Une nuit avec Demis Roussos
Le chanteur grec Demis Roussos, et ancien membre du groupe Aphrodite’s Child, est mort ce week-end dans la nuit de samedi à dimanche, à l’âge de 69 ans. Il y a maintenant cinq ans on l’interviewait dans le cadre de notre rubrique « une nuit avec ». Hommage.
Article extrait du numéro 21 de notre magazine.
Heros des variétés à paillettes des années 70, Demis Roussos est aussi (surtout ?) le partenaire de Vangelis dans le premier (et le seul ?) groupe de rock psychédélique grec : Aphrodite’s Child. Immortel compositeur d’un concept barré, 666, vénéré par Andy Warhol comme Noël Gallagher. Nous avons cherché à savoir ce que valaient les nuits blanches de l’époque.
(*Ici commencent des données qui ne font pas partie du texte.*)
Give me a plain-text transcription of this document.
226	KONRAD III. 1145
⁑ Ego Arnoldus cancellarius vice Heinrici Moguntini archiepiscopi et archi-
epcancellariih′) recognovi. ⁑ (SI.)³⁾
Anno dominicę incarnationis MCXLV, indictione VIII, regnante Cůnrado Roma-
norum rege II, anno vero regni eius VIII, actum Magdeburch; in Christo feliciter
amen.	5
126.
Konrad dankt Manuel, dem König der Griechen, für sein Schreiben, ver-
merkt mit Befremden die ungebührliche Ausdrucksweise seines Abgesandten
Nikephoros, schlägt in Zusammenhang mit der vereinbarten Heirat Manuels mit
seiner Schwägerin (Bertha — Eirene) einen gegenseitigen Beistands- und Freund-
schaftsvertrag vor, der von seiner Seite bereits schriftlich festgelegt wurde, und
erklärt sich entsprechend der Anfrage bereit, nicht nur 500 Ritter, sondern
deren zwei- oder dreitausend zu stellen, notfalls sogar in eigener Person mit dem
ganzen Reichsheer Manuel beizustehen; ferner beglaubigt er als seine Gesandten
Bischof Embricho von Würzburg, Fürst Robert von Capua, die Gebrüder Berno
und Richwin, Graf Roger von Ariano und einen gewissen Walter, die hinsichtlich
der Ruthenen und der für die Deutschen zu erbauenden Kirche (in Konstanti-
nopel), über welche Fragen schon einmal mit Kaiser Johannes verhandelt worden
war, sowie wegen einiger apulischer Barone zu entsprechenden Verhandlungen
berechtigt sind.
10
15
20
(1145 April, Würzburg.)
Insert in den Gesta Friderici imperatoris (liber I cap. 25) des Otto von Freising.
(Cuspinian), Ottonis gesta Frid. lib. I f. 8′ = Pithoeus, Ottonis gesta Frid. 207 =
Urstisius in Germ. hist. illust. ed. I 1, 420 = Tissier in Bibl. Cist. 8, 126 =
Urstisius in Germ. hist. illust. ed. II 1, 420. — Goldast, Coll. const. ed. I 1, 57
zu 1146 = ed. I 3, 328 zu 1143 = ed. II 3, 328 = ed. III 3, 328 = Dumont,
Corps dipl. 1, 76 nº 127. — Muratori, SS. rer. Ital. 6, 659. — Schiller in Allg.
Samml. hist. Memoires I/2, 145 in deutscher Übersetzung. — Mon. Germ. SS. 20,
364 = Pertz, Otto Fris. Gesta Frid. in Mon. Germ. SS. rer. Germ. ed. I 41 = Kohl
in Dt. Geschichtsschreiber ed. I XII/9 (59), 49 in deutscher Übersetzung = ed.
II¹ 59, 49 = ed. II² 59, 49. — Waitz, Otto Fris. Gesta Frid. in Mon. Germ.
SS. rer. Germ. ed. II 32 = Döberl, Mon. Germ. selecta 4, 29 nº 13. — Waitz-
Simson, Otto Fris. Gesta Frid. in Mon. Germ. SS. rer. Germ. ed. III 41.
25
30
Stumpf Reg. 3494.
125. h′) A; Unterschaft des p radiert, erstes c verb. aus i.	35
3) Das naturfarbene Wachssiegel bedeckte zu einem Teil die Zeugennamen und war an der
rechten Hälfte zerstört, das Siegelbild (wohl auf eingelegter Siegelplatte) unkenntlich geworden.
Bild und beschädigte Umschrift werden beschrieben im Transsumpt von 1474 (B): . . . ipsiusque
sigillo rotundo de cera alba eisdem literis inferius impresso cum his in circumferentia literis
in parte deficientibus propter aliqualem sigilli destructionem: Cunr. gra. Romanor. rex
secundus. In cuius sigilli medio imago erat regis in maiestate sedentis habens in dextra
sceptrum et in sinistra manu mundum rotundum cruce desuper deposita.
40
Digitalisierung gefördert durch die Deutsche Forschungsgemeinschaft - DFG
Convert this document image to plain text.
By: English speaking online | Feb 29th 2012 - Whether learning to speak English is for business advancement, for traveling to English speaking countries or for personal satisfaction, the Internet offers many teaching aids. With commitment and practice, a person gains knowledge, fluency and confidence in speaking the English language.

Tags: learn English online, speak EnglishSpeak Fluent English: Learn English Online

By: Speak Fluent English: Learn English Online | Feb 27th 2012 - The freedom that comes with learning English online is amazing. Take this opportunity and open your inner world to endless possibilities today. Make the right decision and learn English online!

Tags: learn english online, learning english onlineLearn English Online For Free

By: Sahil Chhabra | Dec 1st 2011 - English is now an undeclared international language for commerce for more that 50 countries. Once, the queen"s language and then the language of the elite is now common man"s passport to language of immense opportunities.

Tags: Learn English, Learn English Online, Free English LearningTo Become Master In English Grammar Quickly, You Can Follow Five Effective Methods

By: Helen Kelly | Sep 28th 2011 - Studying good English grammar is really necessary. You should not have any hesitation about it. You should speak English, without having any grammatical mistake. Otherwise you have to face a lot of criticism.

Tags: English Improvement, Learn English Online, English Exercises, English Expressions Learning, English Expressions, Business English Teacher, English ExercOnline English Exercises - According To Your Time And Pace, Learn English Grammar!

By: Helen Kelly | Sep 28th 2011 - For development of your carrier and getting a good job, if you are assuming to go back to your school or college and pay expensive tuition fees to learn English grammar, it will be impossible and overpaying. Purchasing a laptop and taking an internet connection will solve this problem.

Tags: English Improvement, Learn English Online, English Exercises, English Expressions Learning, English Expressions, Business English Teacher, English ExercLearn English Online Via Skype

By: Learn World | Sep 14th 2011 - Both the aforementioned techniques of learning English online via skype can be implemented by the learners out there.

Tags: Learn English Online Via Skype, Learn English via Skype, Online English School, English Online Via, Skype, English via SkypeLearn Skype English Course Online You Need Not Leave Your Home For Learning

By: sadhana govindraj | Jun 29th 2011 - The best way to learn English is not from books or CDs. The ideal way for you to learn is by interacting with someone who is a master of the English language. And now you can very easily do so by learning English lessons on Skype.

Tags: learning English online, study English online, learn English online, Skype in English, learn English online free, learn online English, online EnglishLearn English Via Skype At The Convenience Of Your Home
12h. Pour la première fois depuis la création du magazine, un artiste donne rendez- vous au Plaza Athénée. Normal, Demis Roussos n’en est pas à son premier maxi. Quarante ans de carrière internationale, 50 millions d’albums vendus, du lourd !
12 h 05. Confortablement installé dans l’un des petits salons du bar, Demis joue avec l’un des trois téléphones portables posés devant lui. Il n’a pas maigri mais semble en forme et heureux. Une barbe poivre et sel mange les rondeurs de son visage. L’attaché de presse nous présente: “C’est le garçon pour la nuit blanche.”
12h08. “Ah, tu vas voir: je vais te raconter une nuit vicieuse, avec du sexe!”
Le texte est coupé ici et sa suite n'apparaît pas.